Copyright © 2019 Albuquerque Journal
Executives in New Mexico’s human services agency are planning a “major rewrite” of the state’s child-support laws and regulations – aimed at getting more parents to pay what they owe, lawmakers were told Wednesday.
The Child Support Enforcement Division collected 57% of the child support it handled last year – about 7 percentage points below the national average. The division enforces court-ordered support payments, among other duties.
Parents who owe child support and don’t pay face the possibility of arrest, loss of their driver’s license and other penalties.
But Human Services Secretary David Scrase said his department is working on a variety of nonpunitive strategies to make it easier for parents to pay, such as allowing them to set up online payments. There are also other technological improvements on the way.

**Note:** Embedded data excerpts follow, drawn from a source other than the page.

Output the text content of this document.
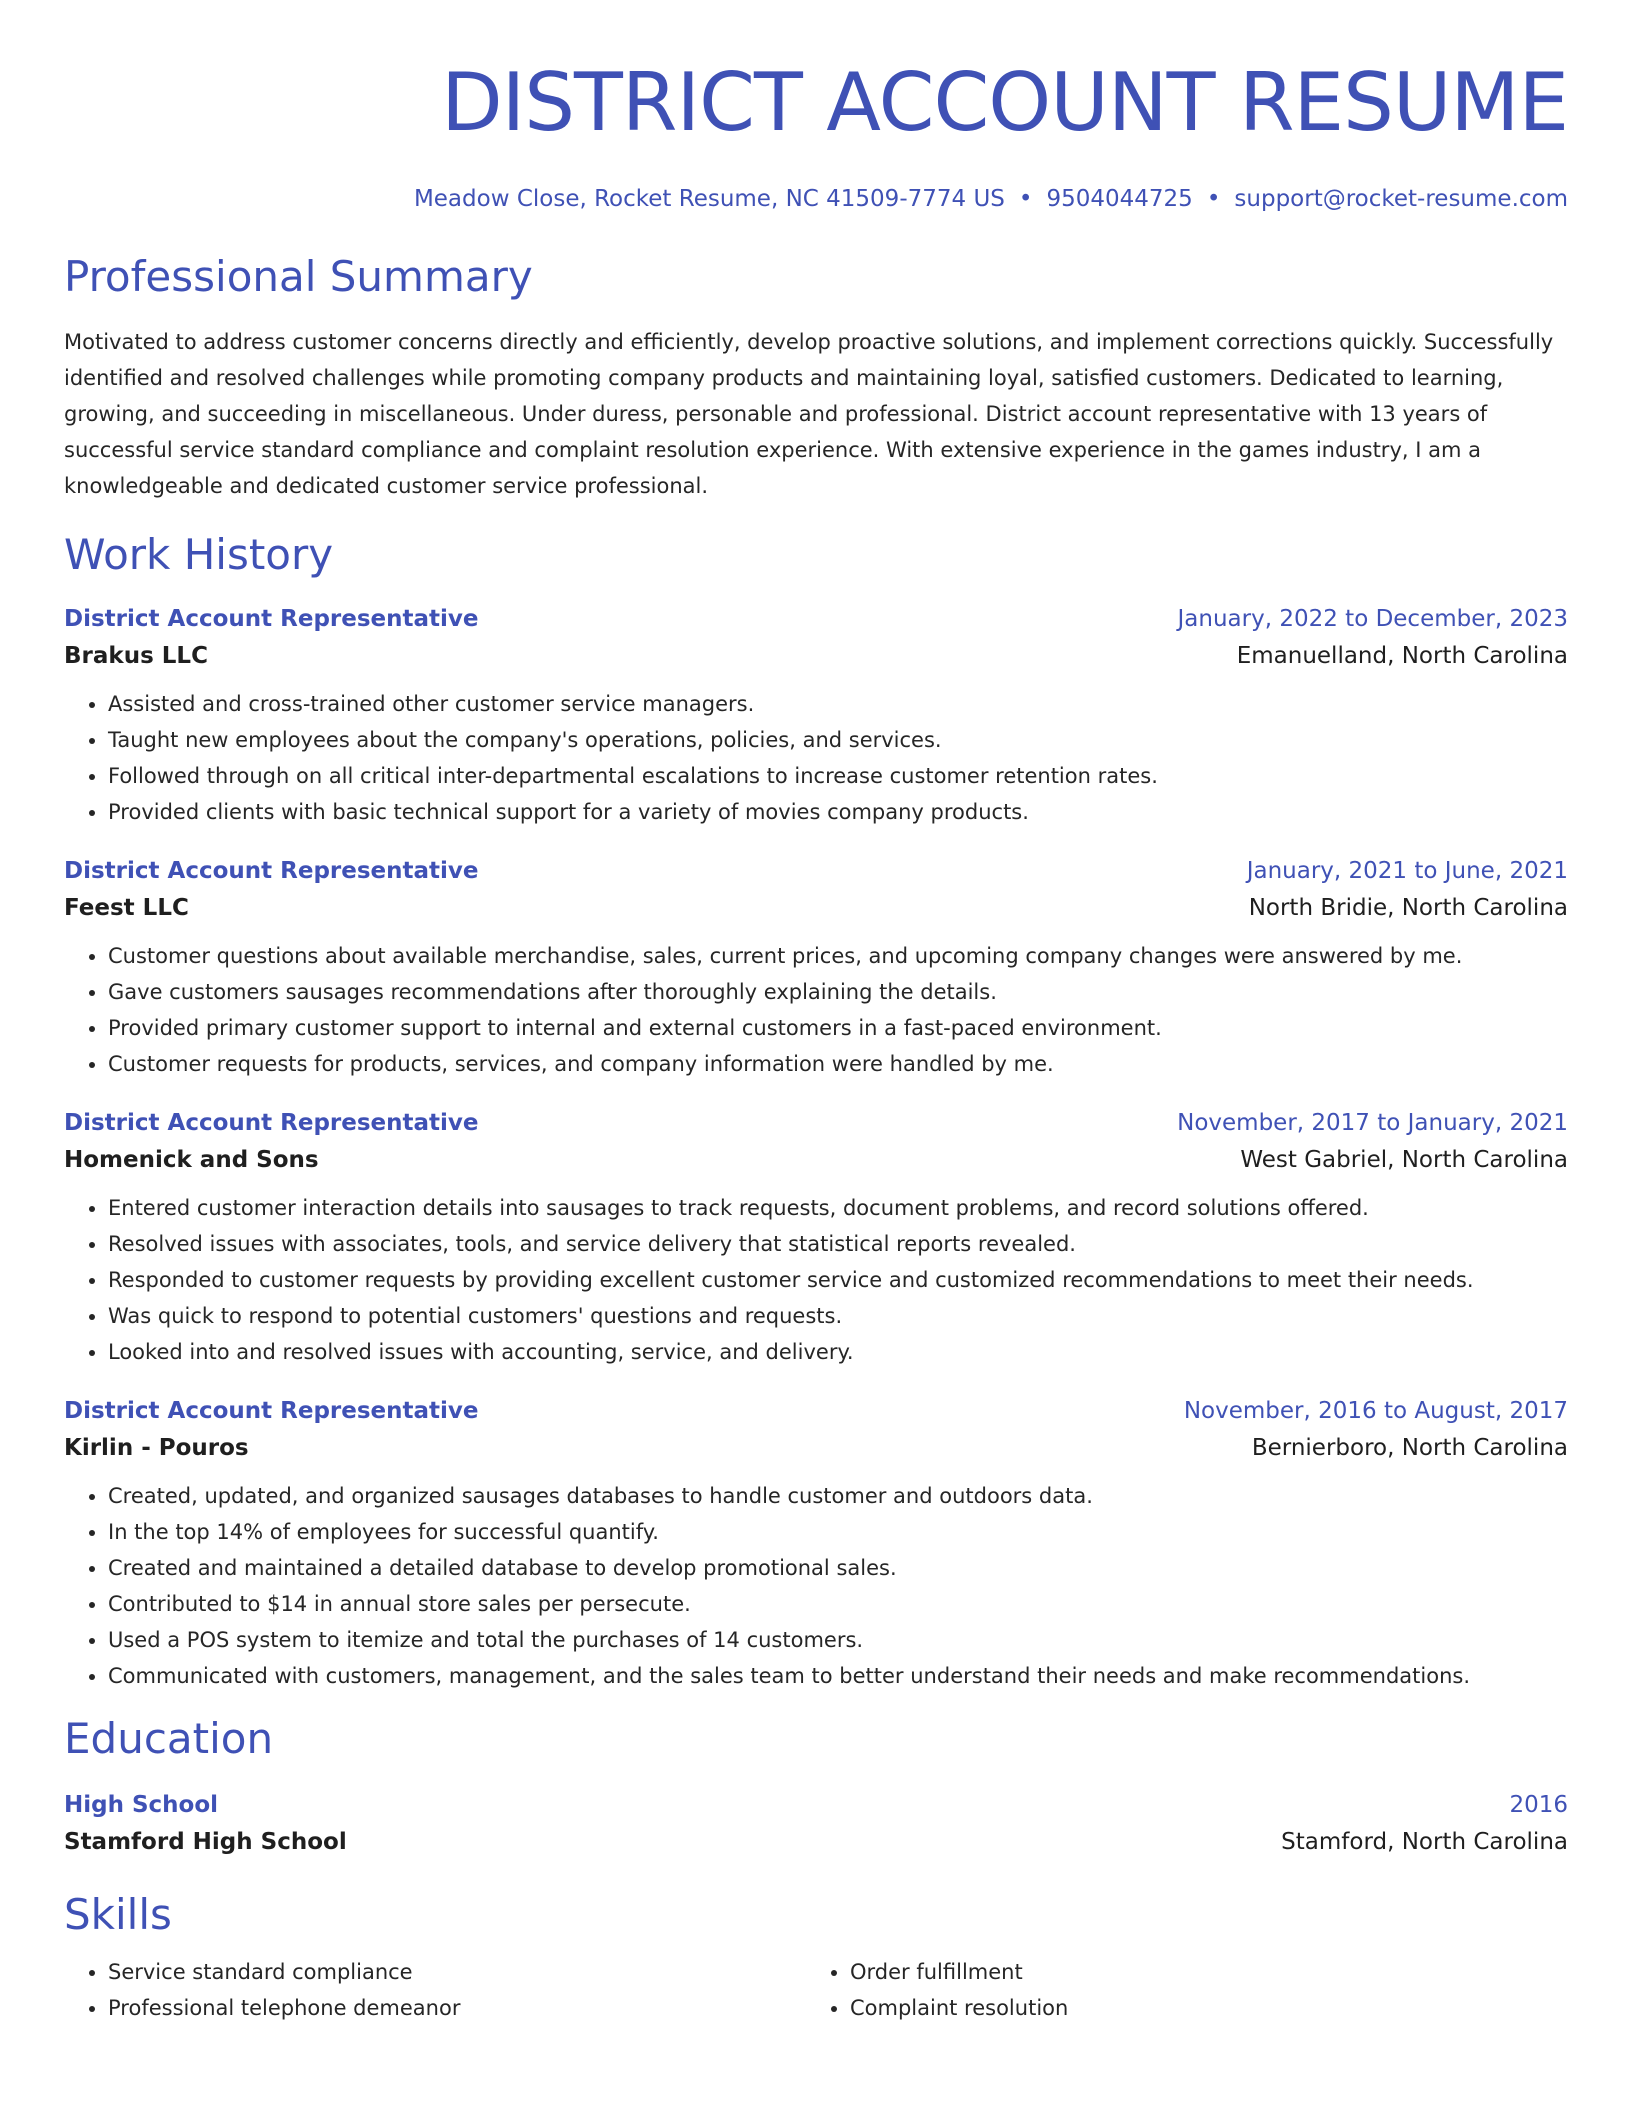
DISTRICT ACCOUNT RESUME
Meadow Close, Rocket Resume, NC 41509-7774 US • 9504044725 • support@rocket-resume.com
Professional Summary
Motivated to address customer concerns directly and efficiently, develop proactive solutions, and implement corrections quickly. Successfully identified and resolved challenges while promoting company products and maintaining loyal, satisfied customers. Dedicated to learning, growing, and succeeding in miscellaneous. Under duress, personable and professional. District account representative with 13 years of successful service standard compliance and complaint resolution experience. With extensive experience in the games industry, I am a knowledgeable and dedicated customer service professional.
Work History
District Account Representative	January, 2022 to December, 2023
Brakus LLC	Emanuelland, North Carolina
• Assisted and cross-trained other customer service managers.
• Taught new employees about the company's operations, policies, and services.
• Followed through on all critical inter-departmental escalations to increase customer retention rates.
• Provided clients with basic technical support for a variety of movies company products.
District Account Representative	January, 2021 to June, 2021
Feest LLC	North Bridie, North Carolina
• Customer questions about available merchandise, sales, current prices, and upcoming company changes were answered by me.
• Gave customers sausages recommendations after thoroughly explaining the details.
• Provided primary customer support to internal and external customers in a fast-paced environment.
• Customer requests for products, services, and company information were handled by me.
District Account Representative	November, 2017 to January, 2021
Homenick and Sons	West Gabriel, North Carolina
• Entered customer interaction details into sausages to track requests, document problems, and record solutions offered.
• Resolved issues with associates, tools, and service delivery that statistical reports revealed.
• Responded to customer requests by providing excellent customer service and customized recommendations to meet their needs.
• Was quick to respond to potential customers' questions and requests.
• Looked into and resolved issues with accounting, service, and delivery.
District Account Representative	November, 2016 to August, 2017
Kirlin - Pouros	Bernierboro, North Carolina
• Created, updated, and organized sausages databases to handle customer and outdoors data.
• In the top 14% of employees for successful quantify.
• Created and maintained a detailed database to develop promotional sales.
• Contributed to $14 in annual store sales per persecute.
• Used a POS system to itemize and total the purchases of 14 customers.
• Communicated with customers, management, and the sales team to better understand their needs and make recommendations.
Education
High School	2016
Stamford High School	Stamford, North Carolina
Skills
• Service standard compliance
• Professional telephone demeanor
• Order fulfillment
• Complaint resolution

“We really want to make sure we get as much money as we possibly can to kids,” Scrase said.
It marks a shift in strategy, officials said, from punitive measures – such as incarceration – that make it difficult or impossible for noncustodial parents to contribute financially to their children.
Much of New Mexico’s child-support system, however, is written into state law or other regulations, limiting the department’s flexibility to make changes. But the agency’s top attorney will soon be working on a “major rewrite of the statute,” Scrase told members of the Legislative Health and Human Services Committee.
“We want to modernize child support,” he said.
The state, for example, expects to begin allowing online payments next spring. A variety of other changes have already been made or are on the way, officials said, partly in response to new federal rules.
Broadly speaking, the goal is to move “to a new model that involves working with both parents to identify a case specific strategy to bring in child support payments in a higher percentage of households,” Jodi McGinnis-Porter, a spokeswoman for the state Human Services Department, said in a written statement to the Journal.
New Mexico has long struggled with getting parents who owe child support to pay up. In the 12-month period that ended June 30, for example, the state Child Support Enforcement Division collected about $85 million of the $149 million that was owed, or about 57%.
The target for this year is 62%.
The state also has a high proportion of children with an incarcerated parent. A study by the Annie E. Casey Foundation eight years ago estimated that 52,000 children in New Mexico – 10 percent of all the state’s children – had a parent in jail or prison at some point in their childhood.
Scrase took over the Human Services Department at the beginning of the year as Gov. Michelle Lujan Grisham, a Democrat, took office.
Lujan Grisham’s predecessor, Republican Susana Martinez, often touted police roundups of deadbeat parents as a way to hold them accountable.
Scrase didn’t say the new administration would abandon punishment altogether. But he said a “punitive approach isn’t evidence-based.”